Haber è celebre per la faccia tosta.
Per anni ha rotto le palle a tutti i registi italiani, una sorta di stalker, se non avesse avuto talento sarebbe stato schizzato da chiunque, e magari buttato pure in galera.
Alla fine ha ragione lui…
Siamo stati fidanzati per tre anni, dai miei 18 ai 21 ed ero introversa, chiusa, non sarei mai andata a chiedere qualcosa a qualcuno. Oddio, ancora oggi sono un po’ così…
Invece Haber…
Fermava per strada i registi, anzi mi portava nei ristoranti o nei posti dove sapeva di poterli incontrare, e con la sua voce affannata li investiva al grido: “Sono un attore, sono bravissimo, anche lei lo è. Siamo bravissimi!”.
E lei?
Mi chiudevo nei portoni, piangevo, poi urlavo: “Ti lascio, sei una merda! Mi vergogno!” Figuracce assolute.
Litigavate molto?
Ci tiravamo addosso qualunque cosa, sfasciavamo tutto, poi arrivavano quelli del 113 e magari trovavano il televisore con un buco nello schermo…
Botte vere.
Ci picchiavamo, ma lui non capiva: io mi vergognavo! Ma allora era border line… (silenzio, riflette) anche oggi un po’ lo è. E lo posso dire, oramai siamo come parenti. Comunque lui è un vero artista.
Lei si sente artista.
Sì.
Quali sono le caratteristiche fondamentali?
Una forma dolorosa e involontaria di anarchia. E questa forma la paghi, uno si sente sempre un po’ coglione e fuori posto nella vita e a volte anche in scena.
E si sente bella?
Mai. Quella emozione non è pervenuta, non tanto nella vita, quanto sullo schermo. Una volta a 18 anni mi sono rivista, dallo choc ho pianto l’intera notte.
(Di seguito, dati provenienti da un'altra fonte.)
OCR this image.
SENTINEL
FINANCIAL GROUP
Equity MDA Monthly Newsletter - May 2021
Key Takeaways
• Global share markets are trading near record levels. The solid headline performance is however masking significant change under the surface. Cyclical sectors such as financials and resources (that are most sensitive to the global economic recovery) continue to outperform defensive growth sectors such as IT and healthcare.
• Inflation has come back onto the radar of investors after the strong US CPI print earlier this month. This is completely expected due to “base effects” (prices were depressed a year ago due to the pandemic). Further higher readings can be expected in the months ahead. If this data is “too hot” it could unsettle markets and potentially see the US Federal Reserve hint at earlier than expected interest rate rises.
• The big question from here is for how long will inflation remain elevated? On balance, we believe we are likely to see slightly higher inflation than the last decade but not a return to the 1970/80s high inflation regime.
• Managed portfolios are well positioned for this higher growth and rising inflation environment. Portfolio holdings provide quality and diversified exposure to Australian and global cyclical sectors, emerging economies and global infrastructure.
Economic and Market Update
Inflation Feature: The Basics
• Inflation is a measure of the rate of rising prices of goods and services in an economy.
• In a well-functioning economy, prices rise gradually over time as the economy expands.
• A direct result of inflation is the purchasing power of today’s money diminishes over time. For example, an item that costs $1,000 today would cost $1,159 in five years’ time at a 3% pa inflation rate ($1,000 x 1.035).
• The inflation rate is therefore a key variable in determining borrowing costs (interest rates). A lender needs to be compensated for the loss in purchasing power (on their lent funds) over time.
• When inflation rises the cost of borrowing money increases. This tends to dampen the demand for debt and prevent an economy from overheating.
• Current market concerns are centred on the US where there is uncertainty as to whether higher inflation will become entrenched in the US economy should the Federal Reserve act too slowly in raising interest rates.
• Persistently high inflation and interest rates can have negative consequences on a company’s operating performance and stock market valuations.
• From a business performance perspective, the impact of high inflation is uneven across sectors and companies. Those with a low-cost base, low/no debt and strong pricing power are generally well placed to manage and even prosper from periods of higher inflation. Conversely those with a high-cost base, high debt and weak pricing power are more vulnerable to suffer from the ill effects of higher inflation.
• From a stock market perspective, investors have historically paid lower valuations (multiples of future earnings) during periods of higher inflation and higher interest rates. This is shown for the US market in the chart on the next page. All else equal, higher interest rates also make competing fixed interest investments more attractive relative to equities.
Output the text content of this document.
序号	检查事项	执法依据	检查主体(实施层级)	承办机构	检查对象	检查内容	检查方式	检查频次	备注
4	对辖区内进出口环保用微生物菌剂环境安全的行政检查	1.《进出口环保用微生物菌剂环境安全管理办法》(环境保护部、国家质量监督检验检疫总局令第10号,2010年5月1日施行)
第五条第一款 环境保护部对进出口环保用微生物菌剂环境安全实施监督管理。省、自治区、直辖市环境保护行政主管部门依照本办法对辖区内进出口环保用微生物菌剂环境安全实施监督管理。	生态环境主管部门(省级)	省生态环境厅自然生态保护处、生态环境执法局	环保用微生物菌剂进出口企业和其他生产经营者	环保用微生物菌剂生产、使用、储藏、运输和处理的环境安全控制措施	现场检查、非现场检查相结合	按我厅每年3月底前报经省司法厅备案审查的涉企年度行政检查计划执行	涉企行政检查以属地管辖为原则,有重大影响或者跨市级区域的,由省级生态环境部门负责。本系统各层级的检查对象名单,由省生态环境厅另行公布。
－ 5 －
Negli anni successivi non ha cambiato idea?
Peggio. In altre occasioni ho sbirciato i giornalieri (le riprese della giornata), e turbata iniziavo a dare calci e urlare, poi andavo a letto e mi svegliavo depressa. Alla fine me li nascondevano.
Quindi non rivede i suoi film…
Solo quelli che ho dovuto doppiare; se li trasmettono in tv reggo dieci minuti, non di più. Pochi giorni fa sono incappata in quello con Troisi (Scusate il ritardo). Mi è preso un colpo.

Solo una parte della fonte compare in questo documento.